From a product-specific perspective, we’ve seen the COVID-19 outbreak boost demand in China for household washing/cleaning/disinfectant products; food and beverage items, such as cooking ingredients and in-home meals; medicines and daily necessities.
The Real Estate Perspective
After assessing the changing nature of business and the different business platforms FMCG companies could utilise to optimise their businesses, the road to recovery will vary for every individual company involved in the FMCG sector in China.
What’s more, to remain ahead of the game as much as possible, it will be important for every FMCG sector company in China to also understand:
- The business demand forecasts
- The new uses that have arisen for FMCG items as a result of the COVID-19 outbreak
- The various new products that could emerge from new usage
When viewed from a real estate portfolio standpoint, we have seen major overseas and domestic FMCG sector companies already establish a comprehensive real estate platform across China, from R&D facilities, to manufacturing plants, to distribution warehouses, to offices, to retail outlets.

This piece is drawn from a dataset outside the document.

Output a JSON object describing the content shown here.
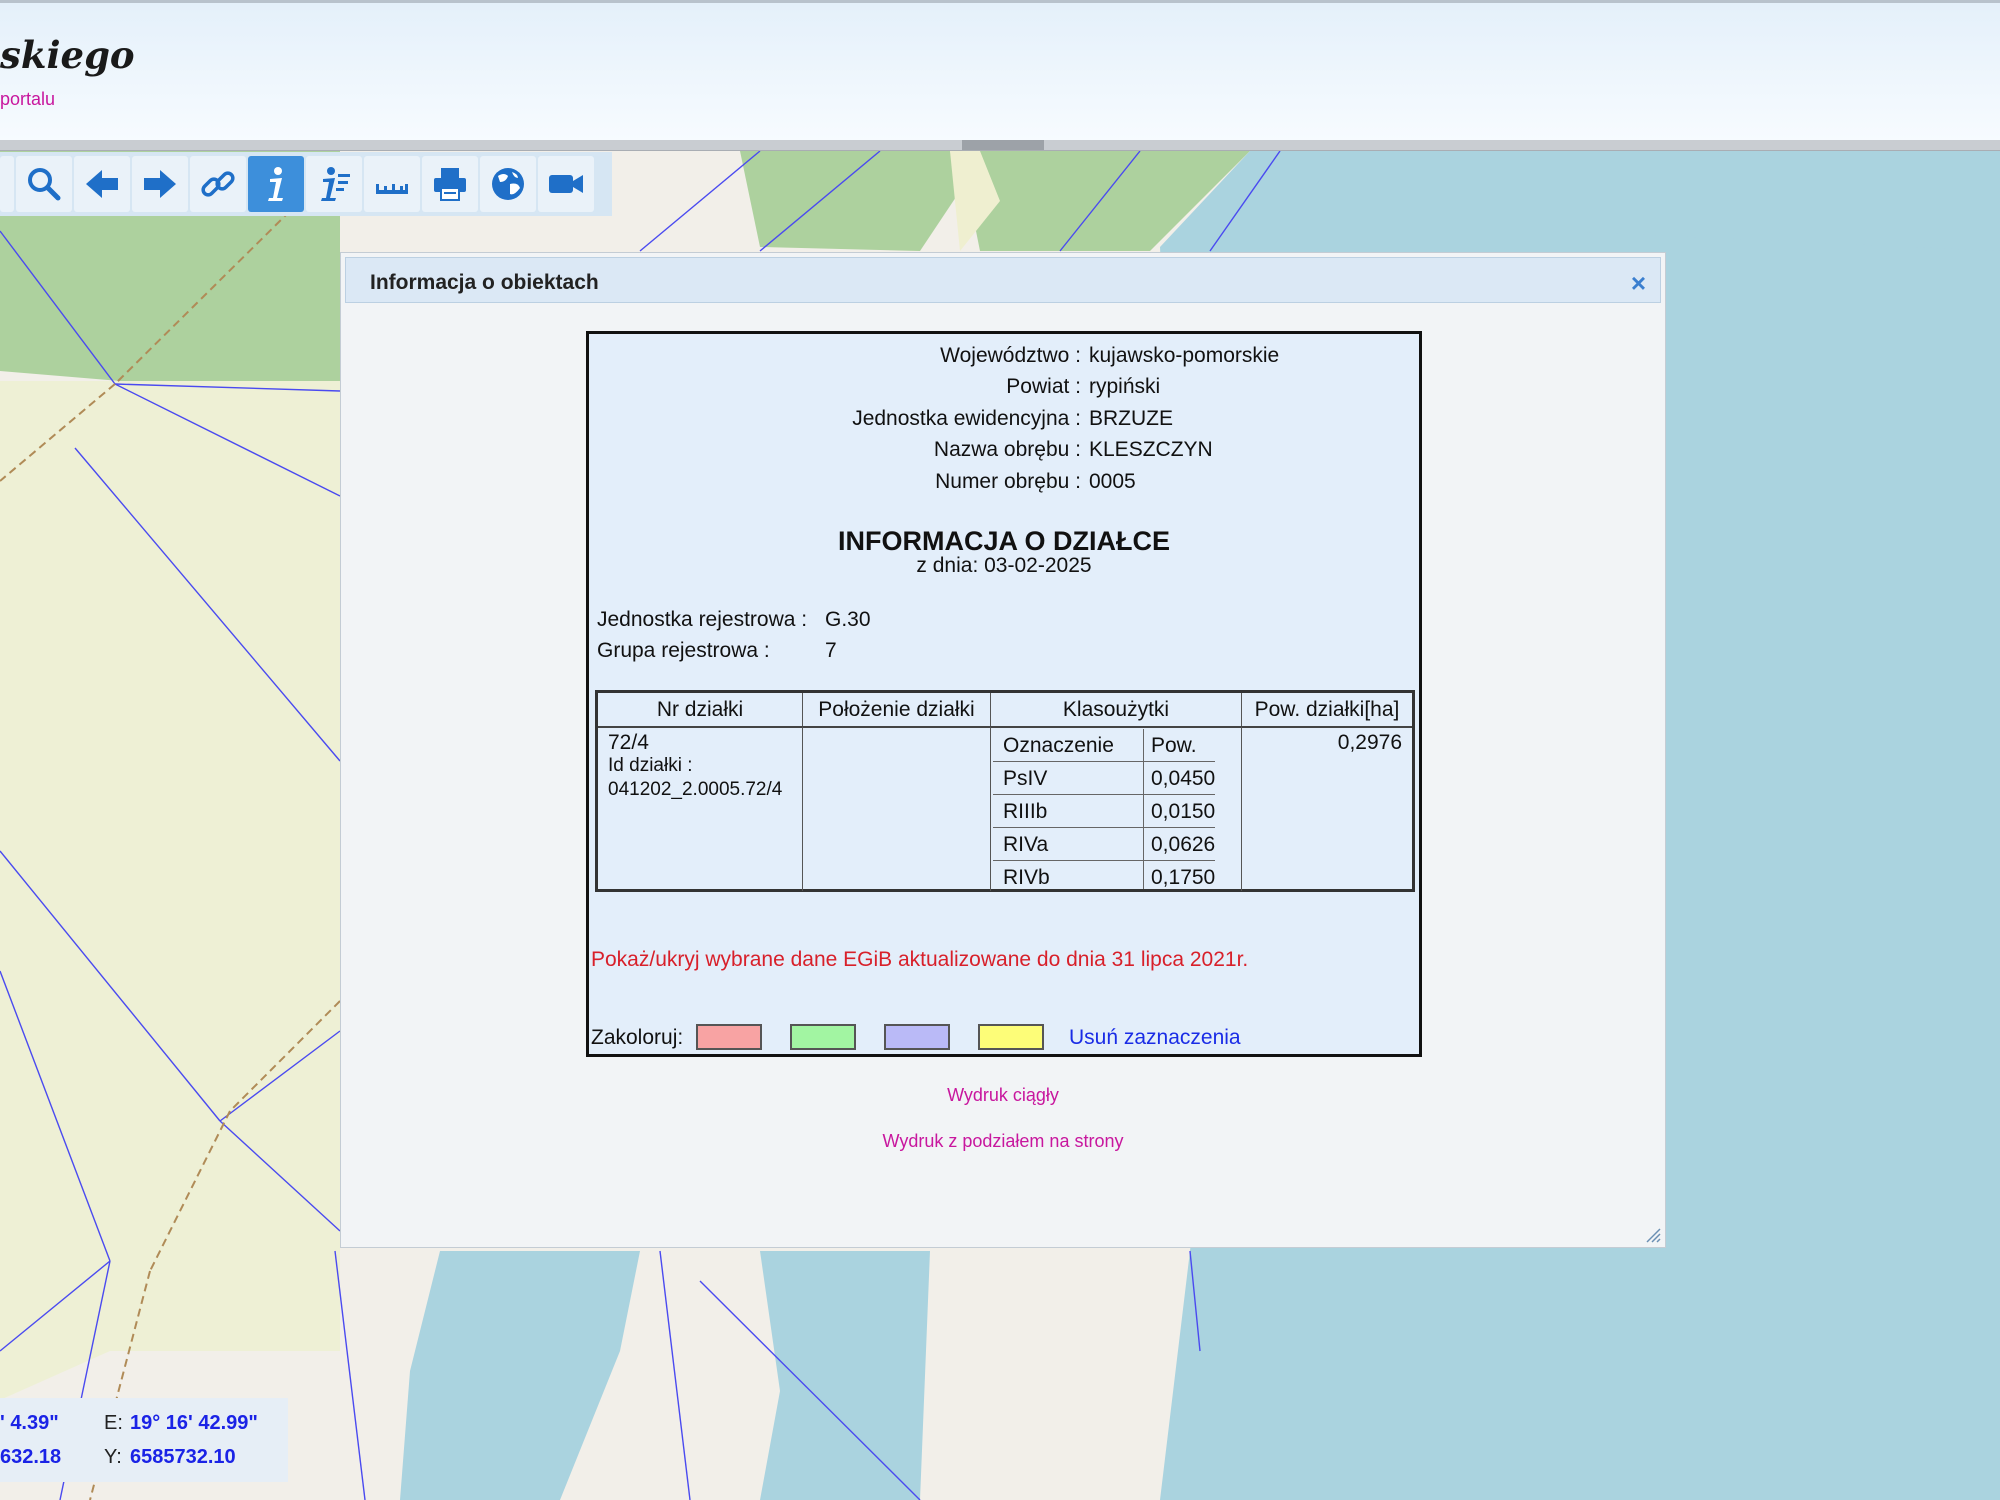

Other newly emerging and fast developing FMCG companies are only just getting started and as their businesses expand, they will also look to continually enlarge their real estate portfolio footprint in China. Ahead, given the impact of the COVID-19 outbreak and also the long-term FMCG sector-related macroeconomics, many new business opportunities will appear.
Accordingly, FMCG company executives and corporate real estate practitioners (whether they are working for established FMCG companies or newly emerging FMCG companies) will have to rapidly reassess the fast-moving and fast-changing situation. By doing this, they will be able to better formulate new real estate portfolio stratagems to ensure their companies are best positioned for future business growth in China for the years to come.